As for the concurrence’s reasonable person test, I recognize that plaintiff read Burns’s note, was confused by the nursing staffs contradictory statements regarding Burns’s treatment, knew that the decedent had trouble breathing, and knew of the cause of death. However, I do not believe that those facts would cause a reasonable person to recognize that Harborside may have committed medical malpractice.

First, the fears of a gravely ill, seventy-eight year old man, who was dissatisfied with the care and attentiveness he received from the staff, do not necessarily indicate that medical malpractice occurred. This is true even though those same facts spurred plaintiff to make Burns more comfortable by seeking care for him elsewhere. Second, the nurse’s statement concerning the suctioning orders does not indicate that plaintiff knew or should have known of Harborside’s negligence because a reasonable layperson would not understand all of the medical consequences of a decision not to suction, or to suction at particular intervals, especially in light of the confusing and contradictory information with which plaintiff was presented that day. Finally, the causal connection between Burns’s difficulty breathing, Harborside’s refusal to suction, and Burns’s ultimate death is technical and not at all obvious to a non-medically trained layperson. Indeed, considering that Burns began struggling to breathe after his surgery, plaintiff may not have immediately assumed that a lack of suctioning caused Burns’s continued struggle to do so while at Harborside. Moreover, the Somerset doctor who informed plaintiff of Burns’s death explained, and plaintiff understood, the cause as “heart failure” — a cause that does not, of itself, suggest a connection to suctioning.

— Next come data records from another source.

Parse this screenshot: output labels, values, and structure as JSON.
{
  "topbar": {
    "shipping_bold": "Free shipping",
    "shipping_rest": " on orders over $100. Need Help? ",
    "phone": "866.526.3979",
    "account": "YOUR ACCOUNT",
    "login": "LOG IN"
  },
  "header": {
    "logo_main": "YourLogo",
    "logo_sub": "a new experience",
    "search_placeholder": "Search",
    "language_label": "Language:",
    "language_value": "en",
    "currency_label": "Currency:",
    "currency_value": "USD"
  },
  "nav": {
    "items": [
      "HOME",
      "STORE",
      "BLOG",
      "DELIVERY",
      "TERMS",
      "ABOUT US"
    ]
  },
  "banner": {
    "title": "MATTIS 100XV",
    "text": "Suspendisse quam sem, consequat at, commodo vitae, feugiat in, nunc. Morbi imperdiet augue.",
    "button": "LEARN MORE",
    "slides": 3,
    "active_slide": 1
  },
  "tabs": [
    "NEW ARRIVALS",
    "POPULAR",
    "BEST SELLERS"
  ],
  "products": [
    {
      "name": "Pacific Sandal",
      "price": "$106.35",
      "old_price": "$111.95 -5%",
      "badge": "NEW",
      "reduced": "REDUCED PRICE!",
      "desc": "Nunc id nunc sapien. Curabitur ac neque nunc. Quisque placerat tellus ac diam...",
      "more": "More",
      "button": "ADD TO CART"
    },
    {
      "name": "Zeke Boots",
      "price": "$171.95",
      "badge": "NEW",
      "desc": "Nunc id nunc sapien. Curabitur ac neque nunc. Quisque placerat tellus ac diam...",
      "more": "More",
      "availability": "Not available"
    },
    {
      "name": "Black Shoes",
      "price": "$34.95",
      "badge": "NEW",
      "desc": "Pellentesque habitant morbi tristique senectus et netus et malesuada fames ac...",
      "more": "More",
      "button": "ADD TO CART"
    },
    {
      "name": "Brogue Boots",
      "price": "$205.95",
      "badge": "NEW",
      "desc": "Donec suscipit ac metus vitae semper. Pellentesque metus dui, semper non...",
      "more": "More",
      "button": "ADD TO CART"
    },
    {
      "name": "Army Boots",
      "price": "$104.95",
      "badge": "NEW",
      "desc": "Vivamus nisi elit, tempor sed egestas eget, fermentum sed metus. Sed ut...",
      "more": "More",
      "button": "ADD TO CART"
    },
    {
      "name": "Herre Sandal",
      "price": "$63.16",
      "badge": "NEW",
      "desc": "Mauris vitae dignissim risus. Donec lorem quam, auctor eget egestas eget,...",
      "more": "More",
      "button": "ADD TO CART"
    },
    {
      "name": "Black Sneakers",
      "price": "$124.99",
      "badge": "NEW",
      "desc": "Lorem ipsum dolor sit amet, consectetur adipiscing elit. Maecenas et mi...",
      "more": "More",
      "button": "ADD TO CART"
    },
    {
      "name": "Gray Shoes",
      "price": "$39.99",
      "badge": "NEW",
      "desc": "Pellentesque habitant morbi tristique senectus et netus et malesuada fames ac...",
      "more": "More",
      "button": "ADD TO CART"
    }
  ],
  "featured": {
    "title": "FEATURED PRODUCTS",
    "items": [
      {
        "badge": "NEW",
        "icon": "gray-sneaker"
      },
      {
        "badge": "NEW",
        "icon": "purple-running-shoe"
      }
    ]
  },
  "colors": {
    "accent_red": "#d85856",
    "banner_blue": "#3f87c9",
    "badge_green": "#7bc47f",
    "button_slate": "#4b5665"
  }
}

Thus, even applying the test of the concurrence, I would hold that plaintiff did not have sufficient information at the time of Burns’s death to begin the statute of limitations. Because I believe that plaintiff should receive the benefit of the discovery rule, I respectfully dissent with respect to defendant Harborside. As noted, however, I would remand to allow both sides to present *296their equity arguments more fully. That approach fairly balances the interests of the parties.

Justices LONG and ALBIN join in this opinion.

For affirmance as to Harborside — Chief Justice PORITZ and Justices WALLACE and RIVERA-SOTO — 3.

For reversal as to Harborside — Justices LONG, ZAZZALI and ALBIN — 3.

For reversal and remandment as to Somerset — Chief Justice PORITZ and Justices LONG, ZAZZALI, ALBIN, WALLACE and RIVERA-SOTO — 6.